For the success of any development project, timing is everything.

In challenging economic times, where supply issues, high prices, and market uncertainties weigh heavily, applicants and developers must take a careful and strategic approach in order to avoid planning permission lapsing.

Unlike in Jersey and the UK, and despite provisions allowing for this to be dealt with by way of an Ordinance, under Guernsey’s planning system there is no statutory or otherwise established definition of what works are required to keep a planning permission ‘alive’ and enable development to continue after the standard three year expiry date.

The new guidance

The Development and Planning Authority (‘the DPA’) has published new guidance setting out its position on what is required to demonstrate that a planning permission has been started on site.

Amongst other things, the guidance states that:

Once a development has started the work can continue without the requirement for further permissions to be sought, even if this is over a significant period, providing that there is an intention to complete the development.

It goes on to clarify that:

Generally, commencement of approved works will involve building out of the ground such as starting to build walls off the foundations. On larger schemes construction of access roads or the formation of new accesses or demolition of substantial existing built structures necessary to carry out approved works may amount to commencement.

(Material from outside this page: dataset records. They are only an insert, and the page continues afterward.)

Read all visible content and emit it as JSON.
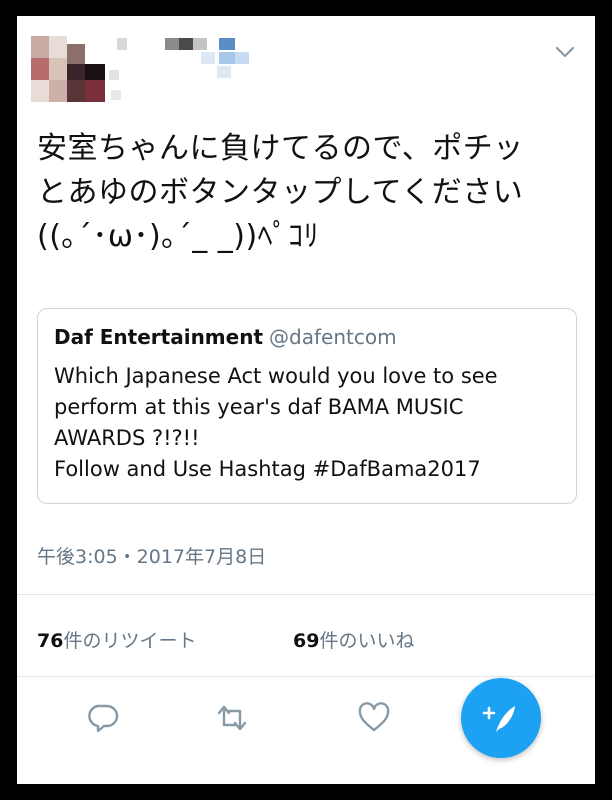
{
  "tweet": {
    "text": "安室ちゃんに負けてるので、ポチッ\nとあゆのボタンタップしてください\n((｡´･ω･)｡´_ _))ﾍﾟｺﾘ",
    "timestamp": "午後3:05・2017年7月8日"
  },
  "quoted_tweet": {
    "name": "Daf Entertainment",
    "handle": "@dafentcom",
    "text": "Which Japanese Act would you love to see\nperform at this year's daf BAMA MUSIC\nAWARDS ?!?!!\nFollow and Use Hashtag #DafBama2017"
  },
  "stats": {
    "retweet_count": "76",
    "retweet_label": "件のリツイート",
    "like_count": "69",
    "like_label": "件のいいね"
  },
  "icons": {
    "menu": "chevron-down-icon",
    "reply": "reply-icon",
    "retweet": "retweet-icon",
    "like": "heart-icon",
    "compose": "compose-tweet-icon"
  },
  "colors": {
    "accent": "#1da1f2",
    "secondary_text": "#657786",
    "border": "#ccd6dd"
  }
}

Before caveating this by saying:

However, preparing or clearing the ground for development, or the digging of foundation trenches does not constitute commencement…

Issues and concerns

Given close similarities between Guernsey’s planning system and those of Jersey and the UK, and absent any statutory definition of ‘commencement’ on which the DPA could base its position, the guidance appears to raise more questions than it answers.

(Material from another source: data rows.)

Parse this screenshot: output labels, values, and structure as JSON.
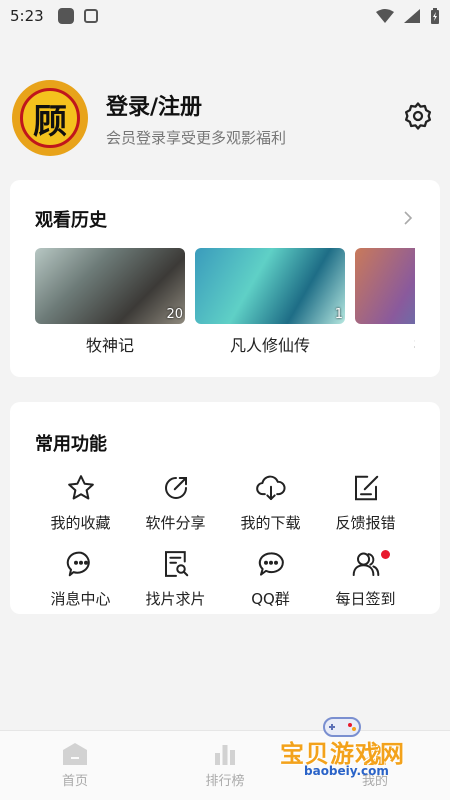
{
  "status": {
    "time": "5:23"
  },
  "profile": {
    "avatar_char": "顾",
    "title": "登录/注册",
    "subtitle": "会员登录享受更多观影福利"
  },
  "history": {
    "title": "观看历史",
    "items": [
      {
        "label": "牧神记",
        "badge": "20"
      },
      {
        "label": "凡人修仙传",
        "badge": "1"
      },
      {
        "label": "疯狂",
        "badge": ""
      }
    ]
  },
  "functions": {
    "title": "常用功能",
    "items": [
      {
        "label": "我的收藏",
        "icon": "star-icon"
      },
      {
        "label": "软件分享",
        "icon": "share-icon"
      },
      {
        "label": "我的下载",
        "icon": "cloud-download-icon"
      },
      {
        "label": "反馈报错",
        "icon": "feedback-edit-icon"
      },
      {
        "label": "消息中心",
        "icon": "message-icon"
      },
      {
        "label": "找片求片",
        "icon": "search-document-icon"
      },
      {
        "label": "QQ群",
        "icon": "chat-icon"
      },
      {
        "label": "每日签到",
        "icon": "users-icon"
      }
    ]
  },
  "nav": {
    "items": [
      {
        "label": "首页",
        "icon": "home-icon"
      },
      {
        "label": "排行榜",
        "icon": "bar-chart-icon"
      },
      {
        "label": "我的",
        "icon": "profile-icon"
      }
    ]
  },
  "watermark": {
    "title": "宝贝游戏网",
    "url": "baobeiy.com"
  },
  "colors": {
    "accent_red": "#e8192c",
    "background": "#f3f3f3"
  }
}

By way of example, the requirement that there must be ‘an intention to complete the development’ is wholly at odds with established and persuasive UK case law. There, the courts have held that an objective approach must be adopted and that there is nothing to justify the, ‘imposition of an ill-defined requirement that the specified operations should be carried out with some particular intention’ East Dunbartonshire Council v SoS for Scotland and MacTaggart and Mickel Ltd, 1998.

Similarly, the suggestion that substantial physical works must be carried out is at odds with leading and many subsequent judgments. In particular, in Pioneer Aggregates (UK) Ltd v SoS for the Environment, 1984, Lord Scarman stated that planning permissions with only a meagre part implemented were hardy beasts with a great capacity for survival. All that is required is that the works must comprise part of the development authorised by the planning permission and be more than de minimis.

Conclusion

Being able to commence an approved development, thereby ‘stopping the clock’ and allowing work to continue at a later date once any issues or obstacles have been overcome, provides applicants and developers with important certainty and flexibility, while at the same time reducing costs and the administrative burden on the DPA in having to deal with repeat applications.

 

Notwithstanding the DPA’s undoubted good intentions in publishing this guidance, it is no substitute for an Ordinance confirming a statutory definition of ‘commencement’, which would remove any lingering uncertainty and greatly reduce the risk of inconsistent decision making in the future.